Less than three months ago I wrote in this blog about the trend of gold prices and suggested it as an investment opportunity at times of recession and unpredictable market situations affecting stock prices and traditional investment channels. In the article titled Invest in gold to beat inflation, I verified the significance of investment in gold quoting past instances. For example, since April 2001 the price of gold more than tripled, the highest 2009 price was on February 20, 2009 at $989, fluctuating between $870 and $993 till September first week when gold prices broke the symbolic barrier of $1000 an ounce. Now it has hit yet another milestone of $1,174 on Monday.
The percentage rise in gold prices from September 2008 to September 2009 was 21%. But now, in less than three months gold prices jumped up 17.4%, which will work out to roughly 70% on an annualized basis. But do not expect such an unrealistic rise, though you can safely expect around 20% increase in the coming one year.

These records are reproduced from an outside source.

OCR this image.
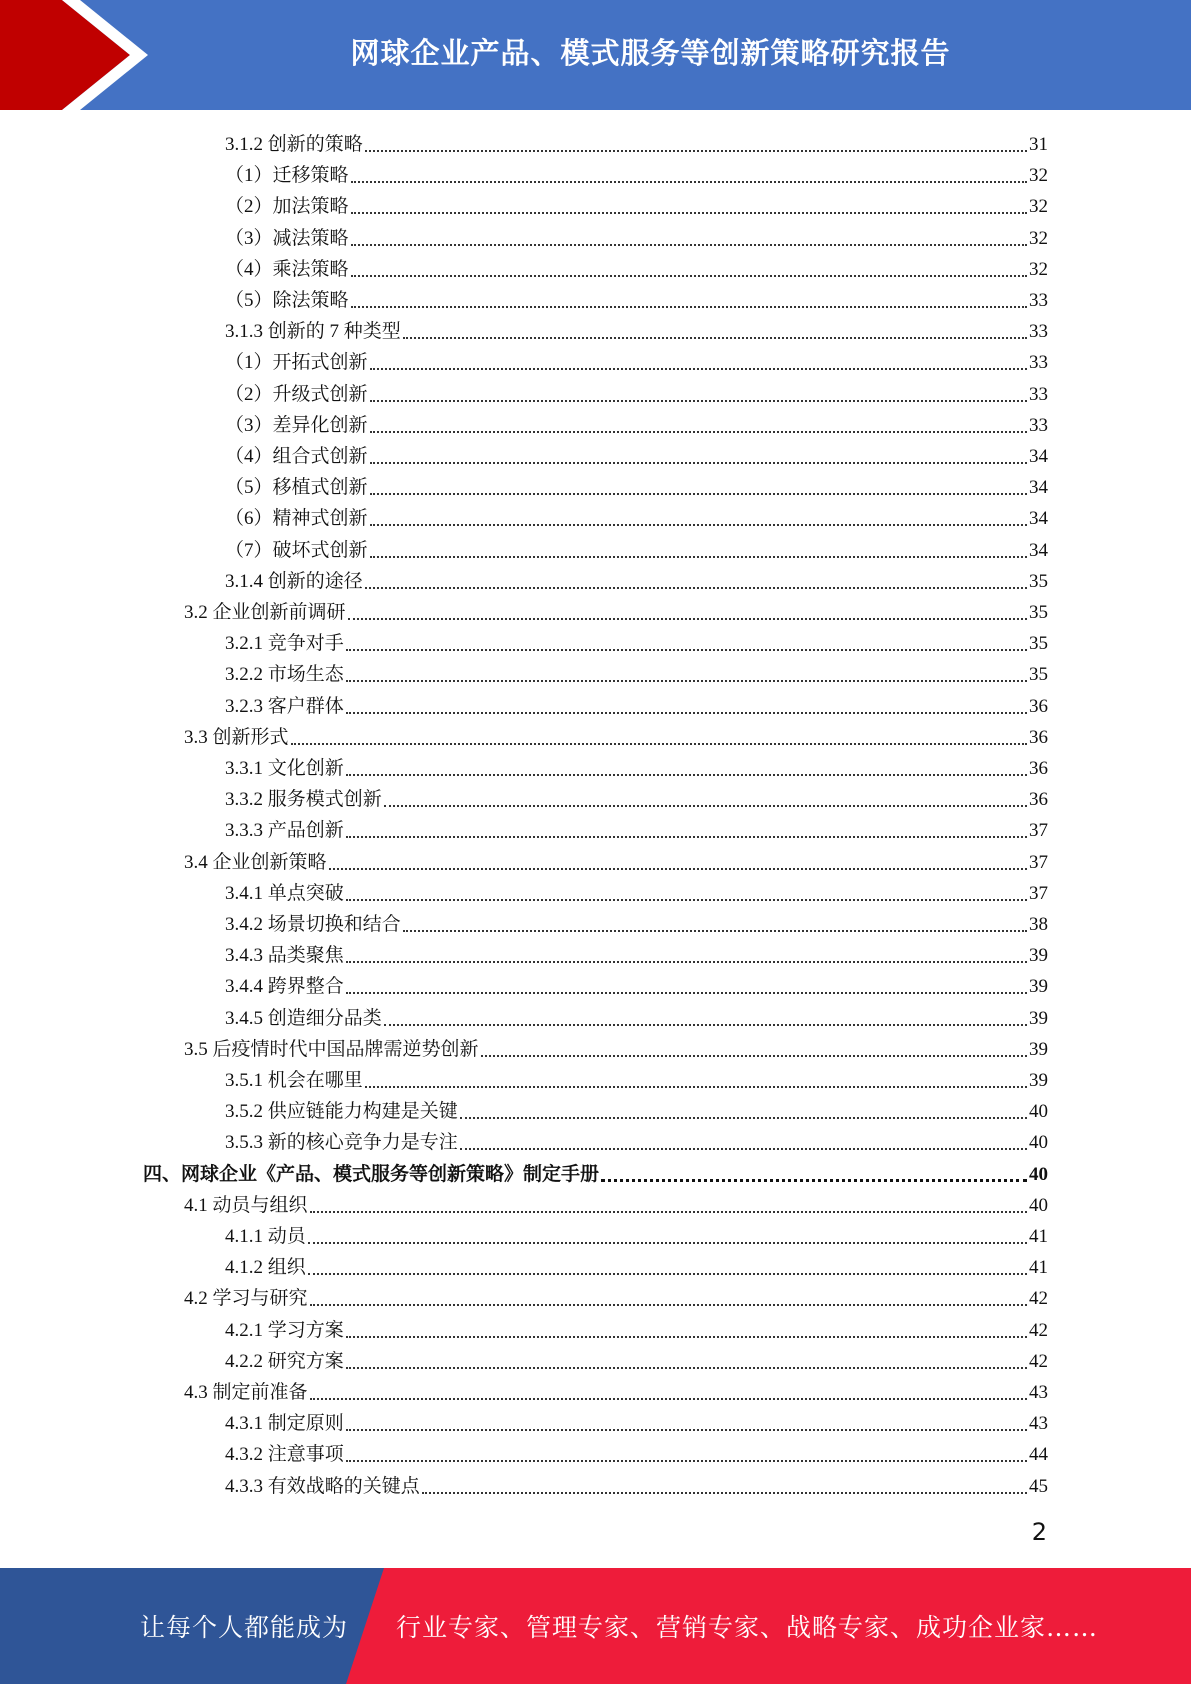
网球企业产品、模式服务等创新策略研究报告
3.1.2 创新的策略	31
（1）迁移策略	32
（2）加法策略	32
（3）减法策略	32
（4）乘法策略	32
（5）除法策略	33
3.1.3 创新的 7 种类型	33
（1）开拓式创新	33
（2）升级式创新	33
（3）差异化创新	33
（4）组合式创新	34
（5）移植式创新	34
（6）精神式创新	34
（7）破坏式创新	34
3.1.4 创新的途径	35
3.2 企业创新前调研	35
3.2.1 竞争对手	35
3.2.2 市场生态	35
3.2.3 客户群体	36
3.3 创新形式	36
3.3.1 文化创新	36
3.3.2 服务模式创新	36
3.3.3 产品创新	37
3.4 企业创新策略	37
3.4.1 单点突破	37
3.4.2 场景切换和结合	38
3.4.3 品类聚焦	39
3.4.4 跨界整合	39
3.4.5 创造细分品类	39
3.5 后疫情时代中国品牌需逆势创新	39
3.5.1 机会在哪里	39
3.5.2 供应链能力构建是关键	40
3.5.3 新的核心竞争力是专注	40
四、网球企业《产品、模式服务等创新策略》制定手册	40
4.1 动员与组织	40
4.1.1 动员	41
4.1.2 组织	41
4.2 学习与研究	42
4.2.1 学习方案	42
4.2.2 研究方案	42
4.3 制定前准备	43
4.3.1 制定原则	43
4.3.2 注意事项	44
4.3.3 有效战略的关键点	45
2
让每个人都能成为 行业专家、管理专家、营销专家、战略专家、成功企业家……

Generally, the price of gold increases around this period of the year in Asian countries because of the marriage season for which winter months are preferred. The price of gold in India has already hit a record high of Rs 17,557 per 10 grams. One of the reasons analysts point out is that the dollar fell on Monday after comments from a U.S. Federal Reserve official that U.S. monetary policy would stay ultra-loose for a prolonged period. As everyone knows the weak dollar enhances gold's appeal as an alternative investment. Also the rising crude prices boost gold's appeal as an inflation hedge, most analysts feel.
There are more reasons why there can be a further spurt in prices as the coming seasons of Christmas and New Year also prompt people to buy more gold jewelry as a traditional way of celebration. If there is no panic selling by business investors because of their urge for profit-taking, or other unseen reasons, the trend is expected to continue at least till February 2010.